Depois de termos perdido novamente contra a Espanha e de consequentemente a nossa selecção ter deixado o governo deste país de rastos, porque uma vitória no Euro seria o equivalente a um “prozac” colossal ao tamanho deste pequeno quintal. Depois da derrota, dizia eu, as preocupações pela saúde do país vieram à tona e infelizmente, os piores cenários que perspectivei em crónicas anteriores, estão-se a concretizar.
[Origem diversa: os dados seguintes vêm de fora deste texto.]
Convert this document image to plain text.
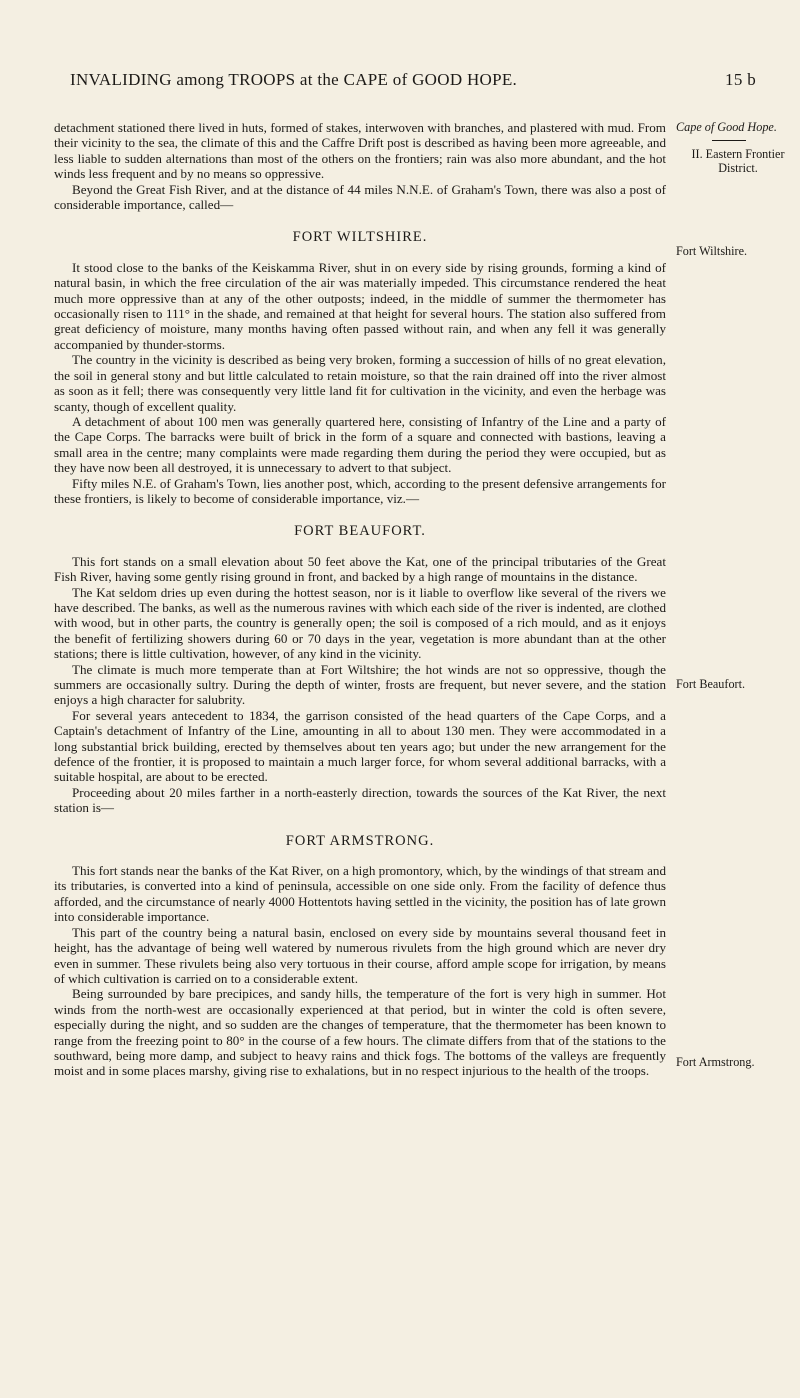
INVALIDING among TROOPS at the CAPE of GOOD HOPE.	15 b

detachment stationed there lived in huts, formed of stakes, interwoven with branches, and plastered with mud. From their vicinity to the sea, the climate of this and the Caffre Drift post is described as having been more agreeable, and less liable to sudden alternations than most of the others on the frontiers; rain was also more abundant, and the hot winds less frequent and by no means so oppressive.

Beyond the Great Fish River, and at the distance of 44 miles N.N.E. of Graham's Town, there was also a post of considerable importance, called—

FORT WILTSHIRE.

It stood close to the banks of the Keiskamma River, shut in on every side by rising grounds, forming a kind of natural basin, in which the free circulation of the air was materially impeded. This circumstance rendered the heat much more oppressive than at any of the other outposts; indeed, in the middle of summer the thermometer has occasionally risen to 111° in the shade, and remained at that height for several hours. The station also suffered from great deficiency of moisture, many months having often passed without rain, and when any fell it was generally accompanied by thunder-storms.

The country in the vicinity is described as being very broken, forming a succession of hills of no great elevation, the soil in general stony and but little calculated to retain moisture, so that the rain drained off into the river almost as soon as it fell; there was consequently very little land fit for cultivation in the vicinity, and even the herbage was scanty, though of excellent quality.

A detachment of about 100 men was generally quartered here, consisting of Infantry of the Line and a party of the Cape Corps. The barracks were built of brick in the form of a square and connected with bastions, leaving a small area in the centre; many complaints were made regarding them during the period they were occupied, but as they have now been all destroyed, it is unnecessary to advert to that subject.

Fifty miles N.E. of Graham's Town, lies another post, which, according to the present defensive arrangements for these frontiers, is likely to become of considerable importance, viz.—

FORT BEAUFORT.

This fort stands on a small elevation about 50 feet above the Kat, one of the principal tributaries of the Great Fish River, having some gently rising ground in front, and backed by a high range of mountains in the distance.

The Kat seldom dries up even during the hottest season, nor is it liable to overflow like several of the rivers we have described. The banks, as well as the numerous ravines with which each side of the river is indented, are clothed with wood, but in other parts, the country is generally open; the soil is composed of a rich mould, and as it enjoys the benefit of fertilizing showers during 60 or 70 days in the year, vegetation is more abundant than at the other stations; there is little cultivation, however, of any kind in the vicinity.

The climate is much more temperate than at Fort Wiltshire; the hot winds are not so oppressive, though the summers are occasionally sultry. During the depth of winter, frosts are frequent, but never severe, and the station enjoys a high character for salubrity.

For several years antecedent to 1834, the garrison consisted of the head quarters of the Cape Corps, and a Captain's detachment of Infantry of the Line, amounting in all to about 130 men. They were accommodated in a long substantial brick building, erected by themselves about ten years ago; but under the new arrangement for the defence of the frontier, it is proposed to maintain a much larger force, for whom several additional barracks, with a suitable hospital, are about to be erected.

Proceeding about 20 miles farther in a north-easterly direction, towards the sources of the Kat River, the next station is—

FORT ARMSTRONG.

This fort stands near the banks of the Kat River, on a high promontory, which, by the windings of that stream and its tributaries, is converted into a kind of peninsula, accessible on one side only. From the facility of defence thus afforded, and the circumstance of nearly 4000 Hottentots having settled in the vicinity, the position has of late grown into considerable importance.

This part of the country being a natural basin, enclosed on every side by mountains several thousand feet in height, has the advantage of being well watered by numerous rivulets from the high ground which are never dry even in summer. These rivulets being also very tortuous in their course, afford ample scope for irrigation, by means of which cultivation is carried on to a considerable extent.

Being surrounded by bare precipices, and sandy hills, the temperature of the fort is very high in summer. Hot winds from the north-west are occasionally experienced at that period, but in winter the cold is often severe, especially during the night, and so sudden are the changes of temperature, that the thermometer has been known to range from the freezing point to 80° in the course of a few hours. The climate differs from that of the stations to the southward, being more damp, and subject to heavy rains and thick fogs. The bottoms of the valleys are frequently moist and in some places marshy, giving rise to exhalations, but in no respect injurious to the health of the troops.

Cape of Good Hope.
II. Eastern Frontier District.
Fort Wiltshire.
Fort Beaufort.
Fort Armstrong.
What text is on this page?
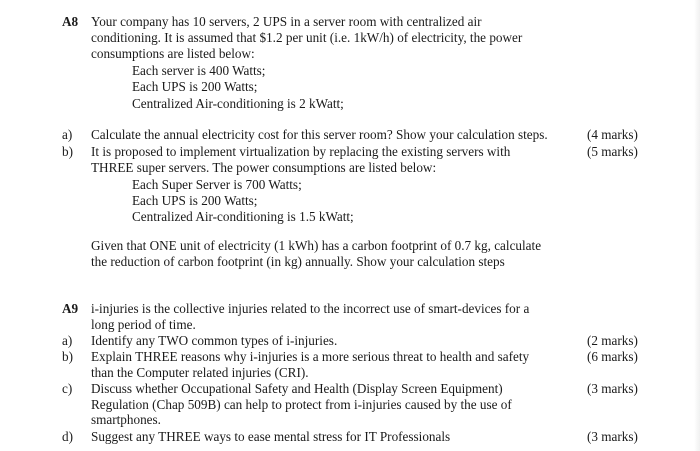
A8 Your company has 10 servers, 2 UPS in a server room with centralized air
conditioning. It is assumed that $1.2 per unit (i.e. 1kW/h) of electricity, the power
consumptions are listed below:
Each server is 400 Watts;
Each UPS is 200 Watts;
Centralized Air-conditioning is 2 kWatt;
a) Calculate the annual electricity cost for this server room? Show your calculation steps.	(4 marks)
b) It is proposed to implement virtualization by replacing the existing servers with	(5 marks)
THREE super servers. The power consumptions are listed below:
Each Super Server is 700 Watts;
Each UPS is 200 Watts;
Centralized Air-conditioning is 1.5 kWatt;
Given that ONE unit of electricity (1 kWh) has a carbon footprint of 0.7 kg, calculate
the reduction of carbon footprint (in kg) annually. Show your calculation steps
A9 i-injuries is the collective injuries related to the incorrect use of smart-devices for a
long period of time.
a) Identify any TWO common types of i-injuries.	(2 marks)
b) Explain THREE reasons why i-injuries is a more serious threat to health and safety	(6 marks)
than the Computer related injuries (CRI).
c) Discuss whether Occupational Safety and Health (Display Screen Equipment)	(3 marks)
Regulation (Chap 509B) can help to protect from i-injuries caused by the use of
smartphones.
d) Suggest any THREE ways to ease mental stress for IT Professionals	(3 marks)
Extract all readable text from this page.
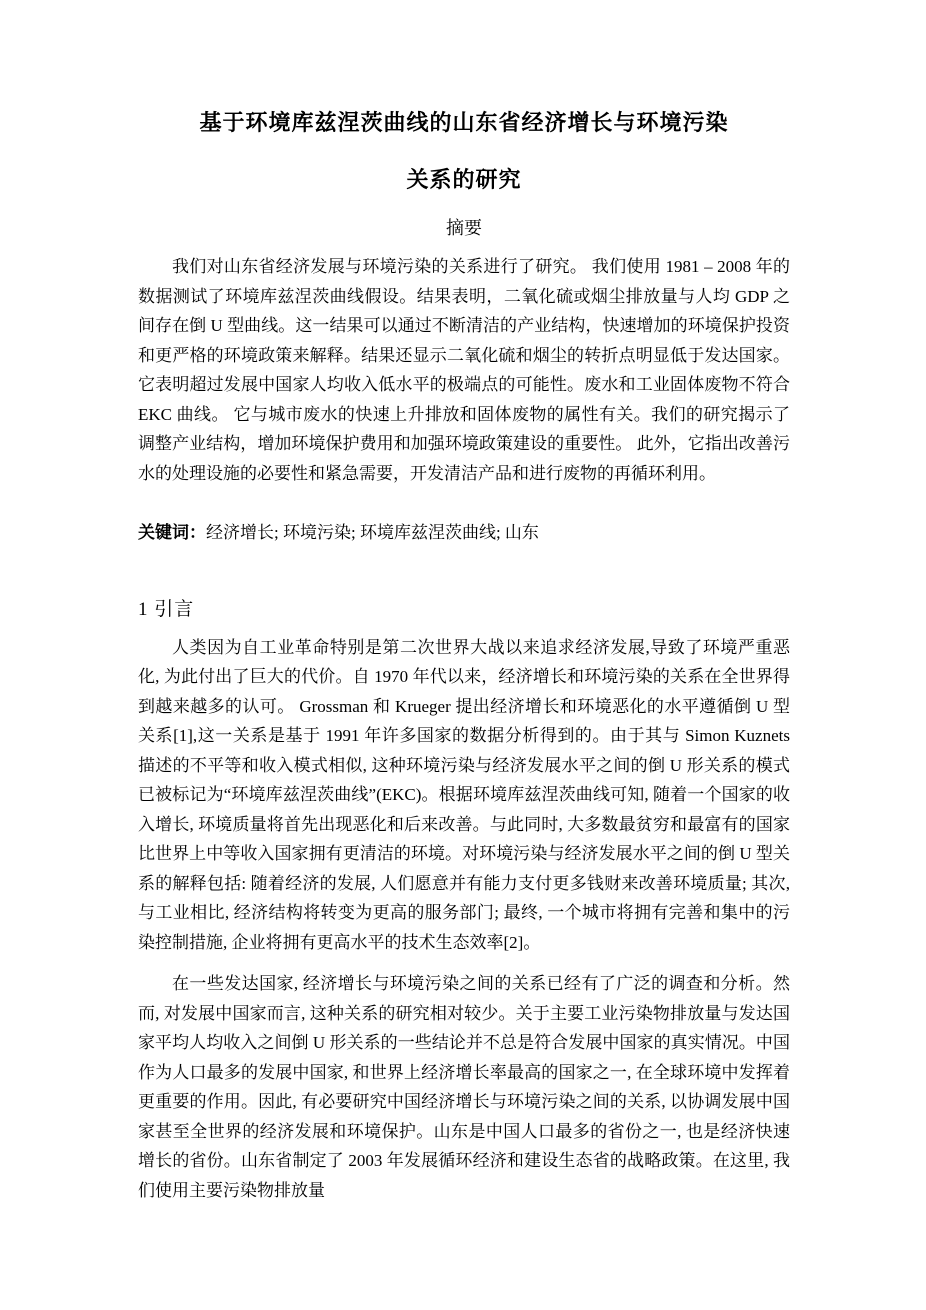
基于环境库兹涅茨曲线的山东省经济增长与环境污染
关系的研究
摘要

我们对山东省经济发展与环境污染的关系进行了研究。 我们使用 1981 – 2008 年的数据测试了环境库兹涅茨曲线假设。结果表明，二氧化硫或烟尘排放量与人均 GDP 之间存在倒 U 型曲线。这一结果可以通过不断清洁的产业结构，快速增加的环境保护投资和更严格的环境政策来解释。结果还显示二氧化硫和烟尘的转折点明显低于发达国家。它表明超过发展中国家人均收入低水平的极端点的可能性。废水和工业固体废物不符合 EKC 曲线。 它与城市废水的快速上升排放和固体废物的属性有关。我们的研究揭示了调整产业结构，增加环境保护费用和加强环境政策建设的重要性。 此外，它指出改善污水的处理设施的必要性和紧急需要，开发清洁产品和进行废物的再循环利用。

关键词：经济增长; 环境污染; 环境库兹涅茨曲线; 山东

1 引言

人类因为自工业革命特别是第二次世界大战以来追求经济发展,导致了环境严重恶化, 为此付出了巨大的代价。自 1970 年代以来，经济增长和环境污染的关系在全世界得到越来越多的认可。 Grossman 和 Krueger 提出经济增长和环境恶化的水平遵循倒 U 型关系[1],这一关系是基于 1991 年许多国家的数据分析得到的。由于其与 Simon Kuznets 描述的不平等和收入模式相似, 这种环境污染与经济发展水平之间的倒 U 形关系的模式已被标记为“环境库兹涅茨曲线”(EKC)。根据环境库兹涅茨曲线可知, 随着一个国家的收入增长, 环境质量将首先出现恶化和后来改善。与此同时, 大多数最贫穷和最富有的国家比世界上中等收入国家拥有更清洁的环境。对环境污染与经济发展水平之间的倒 U 型关系的解释包括: 随着经济的发展, 人们愿意并有能力支付更多钱财来改善环境质量; 其次, 与工业相比, 经济结构将转变为更高的服务部门; 最终, 一个城市将拥有完善和集中的污染控制措施, 企业将拥有更高水平的技术生态效率[2]。

在一些发达国家, 经济增长与环境污染之间的关系已经有了广泛的调查和分析。然而, 对发展中国家而言, 这种关系的研究相对较少。关于主要工业污染物排放量与发达国家平均人均收入之间倒 U 形关系的一些结论并不总是符合发展中国家的真实情况。中国作为人口最多的发展中国家, 和世界上经济增长率最高的国家之一, 在全球环境中发挥着更重要的作用。因此, 有必要研究中国经济增长与环境污染之间的关系, 以协调发展中国家甚至全世界的经济发展和环境保护。山东是中国人口最多的省份之一, 也是经济快速增长的省份。山东省制定了 2003 年发展循环经济和建设生态省的战略政策。在这里, 我们使用主要污染物排放量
As receitas de impostos estão a níveis terrivelmente baixos, apesar da subida infame de quase todas as taxas de imposto,donde se depreende que a actividade económica está a agonizar ao atingir níveis de volume só comparáveis a meados da década de 80…

A tristeza advém do resultado não só desta tragicomédia de cariz financeiro, mas sobretudo ao facto de 15 dias após o não recebimento de subsidio de férias por parte de uma significativa fatia da população, ou seja, por parte dos funcionários públicos e dos pensionistas, vem o tribunal constitucional, declarar solenemente a irregularidade desse acto, mas em simultâneo a suspender a aplicação da nossa constituição, por este ano apenas… Ora cá está a resposta às preces de Manuela Ferreira Leite, que também ela pretendia fazer suspender a democracia durante 6 meses…

Passos Coelho foi mais influente e conseguiu suspendê-la durante pelo menos um ano. E agora? Será que essa suspensão serve para justificar tudo ou serve só para justificar este roubo autorizado à população?

Será que em 2013, os portugueses que se estão a rir, porque não levaram o dito subsidio cortado, se vão finalmente revoltar, porque também vão ficar sem ele, ou vão continuar a achar muito bem, como quando não lhes dizia respeito? A ver vamos…

A hipocrisia surge na forma da alegada licenciatura do senhor ministro Relvas, que mostrou a muito veterano das jotas como se pode tirar um curso universitário em três tempos e assim evitarem “desaforo” por se terem baldado toda a vida a esse esforço de aprender mais e querer melhorar as bases teóricas de caminhos feitos à sombra dos seus partidos.

Burro sou eu, que vou gastando o dinheirinho e queimando a pestana…a tirar mais este curso e mais aquela formação que vai ajudar… ou aquele outro curso que pode ser essencial… já para não falar do mestrado que vai ser a solução...

Tudo idiotices, matriculas-te num partido de poder e depois preenches a ficha de inscrição para pedir um diploma a teu contento, ou será que é ao contrário?